La migración es una realidad de la que no se habla aquí en Tierra Santa, salvo en algún momento particularmente dramático; está oculta a los ojos de la mayoría de la población. Pero por mucho que se quiera silenciar, salta a la vista de cualquiera que esté atento a lo que sucede a su alrededor. Se trata, de hecho, de miles de personas que no pueden permanecer invisibles.
Para muchos, para demasiados, esta realidad, cada uno de vosotros, no tiene un nombre, no tiene un rostro. Son invisibles, como en el Evangelio de hoy. En la vida de cada uno de vosotros, a menudo, hay dramas familiares y personales, que no son noticia, pero que dejan una profunda huella en su vida.
Pienso en problema de las expulsiones que sigue afectando a muchas familias.

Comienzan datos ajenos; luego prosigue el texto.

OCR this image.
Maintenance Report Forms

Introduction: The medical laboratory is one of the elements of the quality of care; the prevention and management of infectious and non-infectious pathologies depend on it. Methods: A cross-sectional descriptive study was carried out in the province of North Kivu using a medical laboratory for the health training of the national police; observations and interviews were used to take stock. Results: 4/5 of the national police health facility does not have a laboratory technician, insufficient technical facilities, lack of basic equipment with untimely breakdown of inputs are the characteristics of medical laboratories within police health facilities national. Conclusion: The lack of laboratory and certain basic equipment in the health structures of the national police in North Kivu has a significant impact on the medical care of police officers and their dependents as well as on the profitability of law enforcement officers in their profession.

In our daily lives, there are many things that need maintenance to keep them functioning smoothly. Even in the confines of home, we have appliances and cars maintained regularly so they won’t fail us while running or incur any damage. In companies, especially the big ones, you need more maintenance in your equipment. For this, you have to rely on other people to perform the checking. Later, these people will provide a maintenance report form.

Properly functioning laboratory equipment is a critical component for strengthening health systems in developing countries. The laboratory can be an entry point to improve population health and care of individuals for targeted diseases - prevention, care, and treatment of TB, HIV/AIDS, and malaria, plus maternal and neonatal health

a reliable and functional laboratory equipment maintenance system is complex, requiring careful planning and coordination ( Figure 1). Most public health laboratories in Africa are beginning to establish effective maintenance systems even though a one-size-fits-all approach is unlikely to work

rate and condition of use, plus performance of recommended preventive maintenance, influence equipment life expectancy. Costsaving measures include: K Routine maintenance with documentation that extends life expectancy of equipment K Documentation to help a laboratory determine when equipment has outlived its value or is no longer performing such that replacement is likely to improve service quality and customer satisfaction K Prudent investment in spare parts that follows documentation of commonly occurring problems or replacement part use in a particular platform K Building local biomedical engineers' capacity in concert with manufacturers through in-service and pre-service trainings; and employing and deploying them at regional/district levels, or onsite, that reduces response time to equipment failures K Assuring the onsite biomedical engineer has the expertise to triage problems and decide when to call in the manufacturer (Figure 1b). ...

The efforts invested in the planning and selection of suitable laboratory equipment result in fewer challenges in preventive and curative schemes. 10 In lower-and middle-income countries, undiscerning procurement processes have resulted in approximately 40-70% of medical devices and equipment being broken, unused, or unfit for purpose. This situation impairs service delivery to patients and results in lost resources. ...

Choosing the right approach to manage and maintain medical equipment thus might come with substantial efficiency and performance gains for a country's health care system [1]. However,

Niños y jóvenes, nacidos y criados aquí y que, años después, se ven obligados a partir hacia una patria que nunca han conocido y, en cierto sentido, se han visto obligados a convertirse en migrantes en lo que debería ser su propio país.Pienso en los muchos que viven entre nosotros sin ninguna garantía jurídica, con el riesgo de ser obligados a marcharse en cualquier momento, sin recursos ni la posibilidad de adquirirlos, obligados, como Lázaro en el Evangelio, a vivir de migajas.

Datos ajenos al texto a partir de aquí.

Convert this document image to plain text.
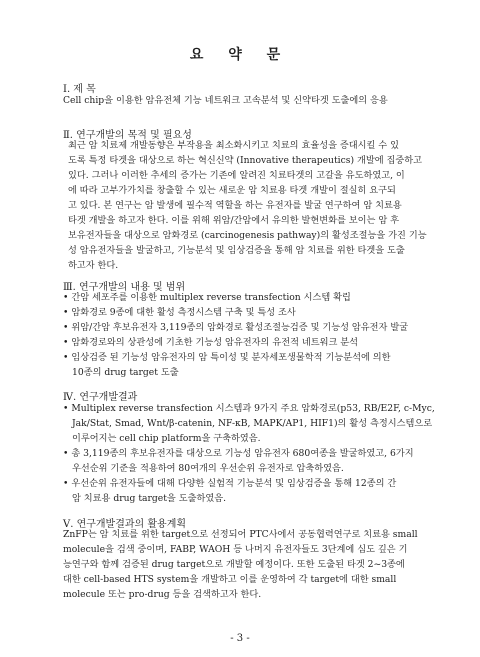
요 약 문
Ⅰ. 제 목
Cell chip을 이용한 암유전체 기능 네트워크 고속분석 및 신약타겟 도출에의 응용
Ⅱ. 연구개발의 목적 및 필요성
최근 암 치료제 개발동향은 부작용을 최소화시키고 치료의 효율성을 증대시킬 수 있
도록 특정 타겟을 대상으로 하는 혁신신약 (Innovative therapeutics) 개발에 집중하고
있다. 그러나 이러한 추세의 증가는 기존에 알려진 치료타겟의 고갈을 유도하였고, 이
에 따라 고부가가치를 창출할 수 있는 새로운 암 치료용 타겟 개발이 절실히 요구되
고 있다. 본 연구는 암 발생에 필수적 역할을 하는 유전자를 발굴 연구하여 암 치료용
타겟 개발을 하고자 한다. 이를 위해 위암/간암에서 유의한 발현변화를 보이는 암 후
보유전자들을 대상으로 암화경로 (carcinogenesis pathway)의 활성조절능을 가진 기능
성 암유전자들을 발굴하고, 기능분석 및 임상검증을 통해 암 치료를 위한 타겟을 도출
하고자 한다.
Ⅲ. 연구개발의 내용 및 범위
• 간암 세포주를 이용한 multiplex reverse transfection 시스템 확립
• 암화경로 9종에 대한 활성 측정시스템 구축 및 특성 조사
• 위암/간암 후보유전자 3,119종의 암화경로 활성조절능검증 및 기능성 암유전자 발굴
• 암화경로와의 상관성에 기초한 기능성 암유전자의 유전적 네트워크 분석
• 임상검증 된 기능성 암유전자의 암 특이성 및 분자세포생물학적 기능분석에 의한
10종의 drug target 도출
Ⅳ. 연구개발결과
• Multiplex reverse transfection 시스템과 9가지 주요 암화경로(p53, RB/E2F, c-Myc,
Jak/Stat, Smad, Wnt/β-catenin, NF-κB, MAPK/AP1, HIF1)의 활성 측정시스템으로
이루어지는 cell chip platform을 구축하였음.
• 총 3,119종의 후보유전자를 대상으로 기능성 암유전자 680여종을 발굴하였고, 6가지
우선순위 기준을 적용하여 80여개의 우선순위 유전자로 압축하였음.
• 우선순위 유전자들에 대해 다양한 실험적 기능분석 및 임상검증을 통해 12종의 간
암 치료용 drug target을 도출하였음.
Ⅴ. 연구개발결과의 활용계획
ZnFP는 암 치료를 위한 target으로 선정되어 PTC사에서 공동협력연구로 치료용 small
molecule을 검색 중이며, FABP, WAOH 등 나머지 유전자들도 3단계에 심도 깊은 기
능연구와 함께 검증된 drug target으로 개발할 예정이다. 또한 도출된 타겟 2~3종에
대한 cell-based HTS system을 개발하고 이를 운영하여 각 target에 대한 small
molecule 또는 pro-drug 등을 검색하고자 한다.
- 3 -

Pienso en aquellos que viven en condiciones de trabajo humillantes, pero, especialmente, en los numerosos niños que no tienen la posibilidad de vivir como cualquier otra familia, con un padre y una madre cerca, un hogar y un entorno de vida sereno; obligados a partir hacia un país extranjero y no necesariamente amigable, divididos, por falta de recursos, en constante movimiento y temerosos de tener que partir repentinamente hacia un futuro impredecible.
Pienso en aquellos que en estos dos años han participado de la manera más dramática posible en el horror del conflicto, asesinados en esta trágica guerra: el 7 de octubre en los kibutzim, en los últimos meses en el norte de Israel, bajo los lanzamientos de cohetes desde el Líbano, y más recientemente en Tel Aviv, durante la guerra con Irán.
A menudo son anónimos, invisibles, como decía, pero también forman parte de la vida de esta Tierra Santa, participando en su desarrollo social y económico y comparten la misma realidad de violencia, a veces mortal.
Nuestra Iglesia, obviamente, no puede influir en estos enormes procesos, pero puede escuchar la voz de estas personas, dándoles un rostro y un nombre a cada uno de vosotros. Esta es nuestra misión: devolver la dignidad y la identidad a personas que quizás muchos preferirían no ver ni conocer, pero que existen, son reales y esperan nuestra respuesta. Porque es el Señor mismo, a través de vosotros, quien llama a nuestra puerta, quien dirige hacia nosotros Su mirada, quien interpela nuestra conciencia. No podemos ignorarlos. No podemos permanecer en silencio.
En esta ocasión, quisiera agradecer a quienes, en la sociedad israelí, trabajan para ayudar y defender los derechos de los muchos Lázaros que viven aquí en estas situaciones; y agradecer también a quienes los acogen respetuosamente en sus hogares para trabajar, recibiéndolos de manera apropiada y con dignidad.
Y finalmente, agradezco al Vicariato para los Migrantes, al Padre Matthew Coutino y a todo el personal, tanto religiosos como laicos, que cada día se esfuerzan por ser la voz y el brazo de la Iglesia en este campo pastoral y para recordar a toda la Iglesia de Tierra Santa su deber de ser, aquí y ahora, voz libre y serena del Evangelio de Lázaro: para dar un nombre y un rostro a Cristo que llama a nuestra puerta.